Golang interfaces & mocking

IMO this is a super common solution and strikes a good balance between maintainability and testability.

The way I think of this is that your code is programming to an interface, and there just happens to be two implementations:

  • "prod" version ie the library that you're testing
  • test version, a stub that implements the interface

With this approach, a stub can only verify up to your service and its dependencies boundary along the contract of the interface, it assures very little or nothing about your components collaboration/integration with the library that's being stubbed. In my experiences this approach works awesome and is my personal preference. I have found it to be important though to have 1 or 2 higher level tests making sure that your component can successfully initialize and interact with the "prod" version of the library.


Plug:

I've written about this exact issue https://medium.com/dm03514-tech-blog/you-are-going-to-need-it-using-interfaces-and-dependency-injection-to-future-proof-your-designs-2cf6f58db192


You're doing the right thing here, and this was a conscious decision on the part of the language designers.

The Go philosophy is that your code should "own" those interfaces, not the library. In languages like C# and Java, libraries define their interfaces up front, without really knowing what the consumer actually needs. (Maybe they include too many methods, or too few.) In Go, because the consumer effectively "owns" the interfaces, you're empowered to specify which methods actually need to be present in a minimal interface, and changes in your program requirements mean that you can also change the interface.

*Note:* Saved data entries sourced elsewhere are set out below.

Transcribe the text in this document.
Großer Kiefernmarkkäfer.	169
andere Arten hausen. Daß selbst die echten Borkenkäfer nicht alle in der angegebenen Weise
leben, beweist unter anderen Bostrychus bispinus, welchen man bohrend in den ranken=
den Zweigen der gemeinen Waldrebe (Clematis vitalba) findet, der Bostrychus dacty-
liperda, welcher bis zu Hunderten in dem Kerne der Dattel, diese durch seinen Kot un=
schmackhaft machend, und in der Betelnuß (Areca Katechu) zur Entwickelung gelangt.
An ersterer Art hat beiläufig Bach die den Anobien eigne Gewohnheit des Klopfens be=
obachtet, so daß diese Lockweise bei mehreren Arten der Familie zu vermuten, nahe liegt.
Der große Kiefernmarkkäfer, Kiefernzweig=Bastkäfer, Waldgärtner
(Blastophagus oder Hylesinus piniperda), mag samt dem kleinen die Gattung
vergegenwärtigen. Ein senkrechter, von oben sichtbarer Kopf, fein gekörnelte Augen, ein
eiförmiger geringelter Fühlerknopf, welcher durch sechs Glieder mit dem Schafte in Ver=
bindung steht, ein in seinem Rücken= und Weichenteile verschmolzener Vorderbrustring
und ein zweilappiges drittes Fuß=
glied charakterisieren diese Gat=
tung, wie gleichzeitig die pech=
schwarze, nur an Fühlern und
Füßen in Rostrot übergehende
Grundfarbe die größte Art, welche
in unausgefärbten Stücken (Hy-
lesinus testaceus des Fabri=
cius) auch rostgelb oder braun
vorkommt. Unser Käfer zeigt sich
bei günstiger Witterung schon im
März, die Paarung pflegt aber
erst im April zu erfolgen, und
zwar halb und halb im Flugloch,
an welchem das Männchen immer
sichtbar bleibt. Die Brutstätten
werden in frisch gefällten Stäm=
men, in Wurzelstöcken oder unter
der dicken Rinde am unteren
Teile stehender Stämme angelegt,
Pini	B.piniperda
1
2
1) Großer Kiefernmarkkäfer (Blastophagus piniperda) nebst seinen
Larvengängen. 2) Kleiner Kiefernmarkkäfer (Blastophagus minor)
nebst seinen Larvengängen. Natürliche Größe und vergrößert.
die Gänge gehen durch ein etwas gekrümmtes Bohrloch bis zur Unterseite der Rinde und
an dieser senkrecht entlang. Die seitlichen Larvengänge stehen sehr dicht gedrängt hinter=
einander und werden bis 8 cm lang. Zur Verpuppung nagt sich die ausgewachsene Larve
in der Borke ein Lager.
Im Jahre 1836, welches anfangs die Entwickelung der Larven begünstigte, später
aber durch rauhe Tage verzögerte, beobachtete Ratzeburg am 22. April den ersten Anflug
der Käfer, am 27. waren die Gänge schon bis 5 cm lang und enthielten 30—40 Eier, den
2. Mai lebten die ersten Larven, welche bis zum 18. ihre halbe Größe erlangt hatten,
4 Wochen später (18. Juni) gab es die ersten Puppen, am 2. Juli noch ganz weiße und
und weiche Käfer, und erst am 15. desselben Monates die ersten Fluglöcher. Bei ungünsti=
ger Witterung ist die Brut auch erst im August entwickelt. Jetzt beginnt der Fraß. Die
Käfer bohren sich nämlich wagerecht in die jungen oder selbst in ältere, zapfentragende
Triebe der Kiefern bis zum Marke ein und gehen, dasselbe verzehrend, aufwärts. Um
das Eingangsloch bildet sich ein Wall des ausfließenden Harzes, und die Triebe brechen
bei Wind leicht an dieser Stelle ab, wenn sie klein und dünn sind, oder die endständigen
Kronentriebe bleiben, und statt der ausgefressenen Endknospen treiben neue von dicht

Now in this particular case it might seem strange to create an adapter in front of a function for testability, but consider the alternative: if session.Get() were a method of an interface or struct, instead of a function, it would force all library consumers to instantiate a dummy object in order to call the method. Not everyone is going to fake it out---it's easier for them to say that the consumers who want to (like you) are empowered to write adapters, and those that don't can blissfully ignore them.